Afonso Henriques Neto nasceu em Belo Horizonte, Minas Gerais, no dia 17 de junho de 1944. Representante de uma das famílias mais importantes da poesia brasileira, os “Guimaraens”, é filho de Alphonsus Guimaraens Filho e neto de Alphonsus de Guimaraens.

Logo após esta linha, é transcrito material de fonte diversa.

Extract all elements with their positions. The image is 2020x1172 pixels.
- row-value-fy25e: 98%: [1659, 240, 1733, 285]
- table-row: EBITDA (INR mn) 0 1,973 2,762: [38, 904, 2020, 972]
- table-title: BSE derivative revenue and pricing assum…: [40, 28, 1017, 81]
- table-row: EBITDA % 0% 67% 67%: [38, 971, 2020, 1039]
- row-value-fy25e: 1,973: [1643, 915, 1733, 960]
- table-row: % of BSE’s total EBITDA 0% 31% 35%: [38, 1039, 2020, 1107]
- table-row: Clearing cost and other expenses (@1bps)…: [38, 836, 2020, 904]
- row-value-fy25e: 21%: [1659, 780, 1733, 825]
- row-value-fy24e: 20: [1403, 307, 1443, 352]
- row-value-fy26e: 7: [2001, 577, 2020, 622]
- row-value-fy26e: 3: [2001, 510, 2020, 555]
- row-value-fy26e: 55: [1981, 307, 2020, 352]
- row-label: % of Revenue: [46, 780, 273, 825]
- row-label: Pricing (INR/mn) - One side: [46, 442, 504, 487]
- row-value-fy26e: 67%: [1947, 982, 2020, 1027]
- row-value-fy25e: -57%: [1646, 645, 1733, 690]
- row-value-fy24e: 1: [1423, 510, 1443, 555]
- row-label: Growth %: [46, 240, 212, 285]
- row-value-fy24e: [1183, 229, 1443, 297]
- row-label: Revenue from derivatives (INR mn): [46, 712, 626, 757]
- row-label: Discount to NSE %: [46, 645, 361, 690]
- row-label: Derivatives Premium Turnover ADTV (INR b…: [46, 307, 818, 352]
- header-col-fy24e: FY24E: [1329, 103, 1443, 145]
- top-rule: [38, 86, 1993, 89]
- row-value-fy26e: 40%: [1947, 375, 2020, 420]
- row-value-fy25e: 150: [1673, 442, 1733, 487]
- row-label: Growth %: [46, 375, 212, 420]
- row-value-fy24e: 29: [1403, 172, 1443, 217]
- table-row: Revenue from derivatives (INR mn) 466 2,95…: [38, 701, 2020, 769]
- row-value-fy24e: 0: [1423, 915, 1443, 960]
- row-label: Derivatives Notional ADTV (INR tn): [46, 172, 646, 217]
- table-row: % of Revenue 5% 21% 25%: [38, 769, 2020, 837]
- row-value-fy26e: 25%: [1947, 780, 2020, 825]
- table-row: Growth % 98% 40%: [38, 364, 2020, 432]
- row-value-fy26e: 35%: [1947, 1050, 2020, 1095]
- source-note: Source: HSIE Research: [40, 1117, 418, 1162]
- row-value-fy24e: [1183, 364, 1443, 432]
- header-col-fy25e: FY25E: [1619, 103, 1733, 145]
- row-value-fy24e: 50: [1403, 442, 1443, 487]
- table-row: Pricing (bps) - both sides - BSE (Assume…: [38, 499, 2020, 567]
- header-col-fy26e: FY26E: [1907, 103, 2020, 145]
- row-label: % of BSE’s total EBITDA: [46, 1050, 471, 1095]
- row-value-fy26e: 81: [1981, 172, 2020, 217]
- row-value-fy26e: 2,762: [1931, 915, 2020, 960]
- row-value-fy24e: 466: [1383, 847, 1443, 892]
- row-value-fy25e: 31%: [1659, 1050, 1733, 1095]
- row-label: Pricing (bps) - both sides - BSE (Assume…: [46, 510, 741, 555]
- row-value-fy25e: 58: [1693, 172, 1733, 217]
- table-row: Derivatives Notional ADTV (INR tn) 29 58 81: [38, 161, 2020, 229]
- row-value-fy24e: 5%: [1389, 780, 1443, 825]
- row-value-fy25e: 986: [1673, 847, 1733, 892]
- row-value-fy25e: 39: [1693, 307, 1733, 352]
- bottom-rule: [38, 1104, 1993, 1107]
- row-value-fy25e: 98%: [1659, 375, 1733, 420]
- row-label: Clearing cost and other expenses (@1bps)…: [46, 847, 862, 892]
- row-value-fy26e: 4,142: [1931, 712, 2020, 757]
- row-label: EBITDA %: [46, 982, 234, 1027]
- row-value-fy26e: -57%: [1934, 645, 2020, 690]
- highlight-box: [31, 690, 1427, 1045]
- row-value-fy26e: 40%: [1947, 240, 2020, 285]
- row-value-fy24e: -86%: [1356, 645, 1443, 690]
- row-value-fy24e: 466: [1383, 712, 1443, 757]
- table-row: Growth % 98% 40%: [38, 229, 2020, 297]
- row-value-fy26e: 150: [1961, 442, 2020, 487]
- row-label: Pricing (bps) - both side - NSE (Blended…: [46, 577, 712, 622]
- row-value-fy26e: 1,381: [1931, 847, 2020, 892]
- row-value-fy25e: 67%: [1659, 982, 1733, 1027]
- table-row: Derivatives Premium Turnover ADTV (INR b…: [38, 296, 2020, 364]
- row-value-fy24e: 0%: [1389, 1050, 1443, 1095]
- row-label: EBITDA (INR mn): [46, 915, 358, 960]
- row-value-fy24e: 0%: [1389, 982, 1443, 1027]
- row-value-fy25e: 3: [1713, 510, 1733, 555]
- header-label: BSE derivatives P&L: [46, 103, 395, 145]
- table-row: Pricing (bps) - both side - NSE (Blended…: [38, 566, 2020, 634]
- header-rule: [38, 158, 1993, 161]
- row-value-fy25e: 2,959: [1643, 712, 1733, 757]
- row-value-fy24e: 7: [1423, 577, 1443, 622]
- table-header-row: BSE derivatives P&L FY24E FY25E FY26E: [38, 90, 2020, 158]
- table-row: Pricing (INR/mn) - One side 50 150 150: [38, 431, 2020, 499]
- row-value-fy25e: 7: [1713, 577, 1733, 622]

Outro grande destaque literário da família é Bernardo Guimarães, autor de “Escrava Isaura”. Formou-se em Direito pela primeira turma da Universidade de Brasília em 1966. Trabalhou na Fundação Nacional de Arte (Funarte) entre 1976 e 1994. Desde 1976 é professor do Instituto de Artes e Comunicação Social da Universidade Federal Fluminense (UFF), tendo se doutorado pela Escola de Comunicação da Universidade Federal do Rio de Janeiro (UFRJ), em 1997. Membro da Academia Mineira de Letras, o poeta fez parte da Geração 60, porém começou a publicar apenas às vésperas do surgimento da Poesia Marginal no final dos anos 1970, sendo incluído no livro “26 Poetas Hoje” (1976), de Heloisa Buarque de Hollanda.

Forja

Forja dos deuses de olhos de insônia
eis os instrumentos de vossas chamas
os metais ferventes de vossas insânias
as sementes de relâmpagos
que vieram acender palavras tormentosas
verbos a rasgarem o granito
o fundo do firmamento
o tecido silencioso do mito.

Não haver poesia
sem o hálito em fogo de maresias.

Sol

Encontrei o gatinho morto
debaixo do sofá.
Tivera o pudor
de se esconder
para partir.
Coloquei-o em uma caixa
e deixei que o sol
lhe cobrisse o corpo
lá no canto onde preferia dormir.
A morte não é treva do verbo
fogo impensável
estrela incriada.
A morte é tão só
o gatinho morto
a partir sem porto
no breu do sol.

Treva

Quando qualquer língua descreve
delírios supremos
de que forma conviver
com esse verbo extremo?

Pensemos em Hiroshima
ou em Auschwitz
martírios supremos
linguagem que se espedaça
contra feroz vidraça.

E não sabermos o que fazer
dos fragmentos sangrantes.
Se os escondemos no peito
ou nos verbos delirantes.

Quando qualquer língua
se torna tão faminta
que nem mais se pode ler
a palavra pobreza.
Quando a língua rasga
qualquer resto de nobreza.
Treva podre sobre a mesa.

Eterno

Estranho lume
e não haver nome
faz da imagem
flor sem origem.

Eterno é o que circunda
este silêncio de abismo
sem antes ou depois
e que em ausência se afunda.

Que assim se fundam
vagos versos confundidos
com tudo quanto sem nome
no ar se enreda
e some.

Ainda viagem

Há uma navegação sem ruído
embarcação
a roçar a pele do mito
na escuridão.

Quantos continentes descobertos
dentre quanto morto!
Na viagem sem olhos
florir tanto aborto.

E não se ter praia
ou porto de alegria.
Bater de remos
em frase vazia.

Segredo

Quando o poema se anunciou
pensei lançar toda a vida
em amplas asas de ouro
a ruflarem por sonhos de sol.
Mas os versos murmuravam tão longínquos
que a luz emudecia
salivava silêncio.
O poema tentava germinar
por detrás da treva
que chovia em grumos
assombrosos.
Asas trancadas em sonho
vazio.
Que o poema não se resolvia.
Fui caminhar na praia
ver o temporal esmurrar
o ouro violentado do dia.

Doer

nascer dói.
vísceras se contraem
e um céu se desarticula
sem voz
para chover cacos
cactos
pactos de sangue
por todos nós.
toda estação se estilhaça
para nascer.
a primavera
sempre gritará na dor
por brotos que latejam
até rasgar o silêncio
espesso impacto.
visceral doer
sem olho ou tato.

Saudade

Não pode me esquecer da refeição
que belas mãos para mim prepararam
dói qual as carícias que se perderam
junto à fúria do amor, doce coração
que feito louco ardia e em meu pensar
fervia tal um pulsar de estrelas, pois ver-te
se fazia fogo de vertigens verdes.

Saudade? Ter-te no espelho de perder-te.

*Poemas do livro “Nervos de mar”, Editora 7 Letras, 2024.